I will certainly be researching cheaper ways to get back to the airport for my return trip.

After the taxi ride today, it just goes to show the adage of bad things happening in threes. It was the third thing to go awry in well under 24 hours. It started last night with an asshole of an Australian getting all pissy about the overflow sleeping arrangements for the hostel (a story about accomodation that I won't go in to full detail here), that ended up with him waking me up at 2.45am, him trying to berate me for something not my fault and something I did that was not done with malicious intent, and had conversation bits like this:

Me: [not saying anything while he rants and strokes his own broken self-esteem by spewing vitriol at me]
Him: Don't you have anything to say?
Me: No.

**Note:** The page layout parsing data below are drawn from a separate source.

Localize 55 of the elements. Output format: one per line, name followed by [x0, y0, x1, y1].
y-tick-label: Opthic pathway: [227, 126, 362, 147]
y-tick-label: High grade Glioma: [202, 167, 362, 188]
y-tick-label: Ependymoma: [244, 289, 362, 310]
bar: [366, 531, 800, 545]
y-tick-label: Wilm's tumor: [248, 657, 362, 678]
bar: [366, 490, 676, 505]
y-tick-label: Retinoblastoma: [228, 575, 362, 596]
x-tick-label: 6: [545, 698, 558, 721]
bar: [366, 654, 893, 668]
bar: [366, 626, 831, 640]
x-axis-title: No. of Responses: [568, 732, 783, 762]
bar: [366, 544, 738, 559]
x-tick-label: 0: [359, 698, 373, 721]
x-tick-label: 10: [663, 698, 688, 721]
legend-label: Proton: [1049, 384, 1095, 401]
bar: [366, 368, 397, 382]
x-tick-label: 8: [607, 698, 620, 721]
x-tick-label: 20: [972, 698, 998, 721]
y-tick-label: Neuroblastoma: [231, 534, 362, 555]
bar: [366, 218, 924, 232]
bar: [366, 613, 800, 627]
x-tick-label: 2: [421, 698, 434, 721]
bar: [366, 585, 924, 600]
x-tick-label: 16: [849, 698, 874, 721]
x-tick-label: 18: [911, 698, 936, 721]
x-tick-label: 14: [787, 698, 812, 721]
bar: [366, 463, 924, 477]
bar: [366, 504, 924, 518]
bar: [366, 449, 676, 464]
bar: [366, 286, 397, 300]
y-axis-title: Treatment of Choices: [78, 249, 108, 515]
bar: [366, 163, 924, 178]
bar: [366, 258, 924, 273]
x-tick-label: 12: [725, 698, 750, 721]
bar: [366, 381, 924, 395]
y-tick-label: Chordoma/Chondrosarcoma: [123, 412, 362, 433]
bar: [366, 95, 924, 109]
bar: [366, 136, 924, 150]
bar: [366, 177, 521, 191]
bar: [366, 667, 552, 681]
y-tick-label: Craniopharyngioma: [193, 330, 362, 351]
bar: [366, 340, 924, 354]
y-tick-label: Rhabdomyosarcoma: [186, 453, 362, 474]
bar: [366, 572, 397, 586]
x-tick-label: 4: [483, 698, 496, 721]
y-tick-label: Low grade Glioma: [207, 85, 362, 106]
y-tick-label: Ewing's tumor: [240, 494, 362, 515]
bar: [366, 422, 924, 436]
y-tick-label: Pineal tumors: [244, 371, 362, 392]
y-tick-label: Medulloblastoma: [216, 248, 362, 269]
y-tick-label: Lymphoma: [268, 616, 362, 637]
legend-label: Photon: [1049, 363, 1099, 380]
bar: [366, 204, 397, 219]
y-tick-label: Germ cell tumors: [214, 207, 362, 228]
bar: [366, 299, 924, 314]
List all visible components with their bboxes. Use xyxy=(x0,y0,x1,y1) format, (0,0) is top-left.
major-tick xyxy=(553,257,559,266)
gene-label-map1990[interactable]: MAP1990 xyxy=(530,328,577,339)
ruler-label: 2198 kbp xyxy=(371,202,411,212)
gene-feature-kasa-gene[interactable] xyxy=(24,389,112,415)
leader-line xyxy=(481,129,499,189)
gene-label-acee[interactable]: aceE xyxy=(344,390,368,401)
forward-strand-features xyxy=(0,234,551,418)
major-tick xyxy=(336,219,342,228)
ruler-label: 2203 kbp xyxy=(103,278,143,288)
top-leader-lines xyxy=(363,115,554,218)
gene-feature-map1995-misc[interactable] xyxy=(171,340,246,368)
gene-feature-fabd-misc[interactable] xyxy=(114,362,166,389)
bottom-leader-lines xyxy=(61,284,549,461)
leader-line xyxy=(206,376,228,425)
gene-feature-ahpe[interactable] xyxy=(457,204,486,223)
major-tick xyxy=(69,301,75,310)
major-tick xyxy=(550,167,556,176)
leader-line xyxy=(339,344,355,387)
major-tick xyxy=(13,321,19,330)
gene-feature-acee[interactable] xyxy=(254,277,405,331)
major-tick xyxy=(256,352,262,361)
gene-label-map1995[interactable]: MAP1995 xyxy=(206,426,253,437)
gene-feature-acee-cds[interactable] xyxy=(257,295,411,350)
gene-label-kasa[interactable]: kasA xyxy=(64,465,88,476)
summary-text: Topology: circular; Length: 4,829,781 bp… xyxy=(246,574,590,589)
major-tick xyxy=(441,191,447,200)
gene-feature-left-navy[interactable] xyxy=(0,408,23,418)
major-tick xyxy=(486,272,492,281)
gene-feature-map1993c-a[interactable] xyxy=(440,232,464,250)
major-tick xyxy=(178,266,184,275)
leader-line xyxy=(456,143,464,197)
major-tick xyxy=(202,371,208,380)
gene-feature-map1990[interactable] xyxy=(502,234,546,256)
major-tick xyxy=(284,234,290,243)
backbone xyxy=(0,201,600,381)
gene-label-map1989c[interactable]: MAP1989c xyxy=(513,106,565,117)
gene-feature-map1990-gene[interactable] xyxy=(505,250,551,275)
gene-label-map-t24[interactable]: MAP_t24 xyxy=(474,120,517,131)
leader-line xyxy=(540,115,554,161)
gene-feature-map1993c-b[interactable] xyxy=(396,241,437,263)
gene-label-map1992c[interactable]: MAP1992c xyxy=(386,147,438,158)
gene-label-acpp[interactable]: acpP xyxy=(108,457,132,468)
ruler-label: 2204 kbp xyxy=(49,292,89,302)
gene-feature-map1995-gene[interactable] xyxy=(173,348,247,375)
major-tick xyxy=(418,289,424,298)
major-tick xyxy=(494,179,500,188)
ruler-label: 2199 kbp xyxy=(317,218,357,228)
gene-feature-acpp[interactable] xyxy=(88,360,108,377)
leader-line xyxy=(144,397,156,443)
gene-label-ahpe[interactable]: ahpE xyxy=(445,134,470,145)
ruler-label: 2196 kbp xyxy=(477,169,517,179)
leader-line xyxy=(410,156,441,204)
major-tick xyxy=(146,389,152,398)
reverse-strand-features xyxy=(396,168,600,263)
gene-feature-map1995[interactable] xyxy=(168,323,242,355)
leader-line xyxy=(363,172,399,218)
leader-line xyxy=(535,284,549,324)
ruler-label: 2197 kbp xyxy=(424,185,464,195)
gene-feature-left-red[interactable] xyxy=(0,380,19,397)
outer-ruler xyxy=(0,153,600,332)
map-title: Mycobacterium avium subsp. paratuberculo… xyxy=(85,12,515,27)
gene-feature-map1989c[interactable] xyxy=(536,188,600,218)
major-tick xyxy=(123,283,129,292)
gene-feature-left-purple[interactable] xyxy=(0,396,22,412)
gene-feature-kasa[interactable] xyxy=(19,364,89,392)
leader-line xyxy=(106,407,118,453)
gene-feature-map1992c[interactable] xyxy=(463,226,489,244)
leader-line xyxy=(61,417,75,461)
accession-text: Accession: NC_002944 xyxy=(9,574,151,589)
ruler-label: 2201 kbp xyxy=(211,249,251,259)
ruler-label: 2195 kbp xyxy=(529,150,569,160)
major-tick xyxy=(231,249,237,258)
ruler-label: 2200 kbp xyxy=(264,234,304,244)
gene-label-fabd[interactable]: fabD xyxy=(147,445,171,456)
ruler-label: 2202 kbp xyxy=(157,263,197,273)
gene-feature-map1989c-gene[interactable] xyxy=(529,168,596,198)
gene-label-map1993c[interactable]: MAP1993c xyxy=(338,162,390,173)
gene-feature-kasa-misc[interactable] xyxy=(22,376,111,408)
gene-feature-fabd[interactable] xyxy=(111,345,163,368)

There's nothing I can imagine saying that will make any difference to your view. It's pretty clear you've already made up your mind about how you feel.
Him: You have a point.

It ended with him doing what I suggested in the first minute of his self-serving rant (yes, I am still residually pissed and outraged) and him saying:

"Well what I can expect, you're American."

Oh, the torrent of retorts that I bit my tongue from saying then and the acts of backpacker terrorism I considered this morning while he was still sleeping...

The second act of awry was the oaf in the seat next to me, on the plane, spilling half his cup of coffee on my leg. I'm thankful that: 1. the coffee was served lukewarm; 2. I was wearing dark jeans that already need to go to the laundry.

Though, all is well now. I'm ensconced in a nice hotel (double bed!!), doted on by hotel staff (again, behold the power of a smile, red hair and a strappy top), and am in a lovely, hot locale on the Aegean coast.

And to think one of the Mancunians that read my blog said that it was all so nice, and that there wasn't anything harsh written. [I told him to check out the March/April archives...] It's mostly that I don't take too personally anything awry that happens these days. But when it comes in threes...I can't help but be a little more absorbent to the bad stuff. But like I said, I'm in the Town of Sun and Beaches and Very Close Proximity to Greece, so how can I still be upset? The Answer: I'm not.

Finally, it's off to explore this place a bit more properly [than what I saw from the taxi] and get some more sun.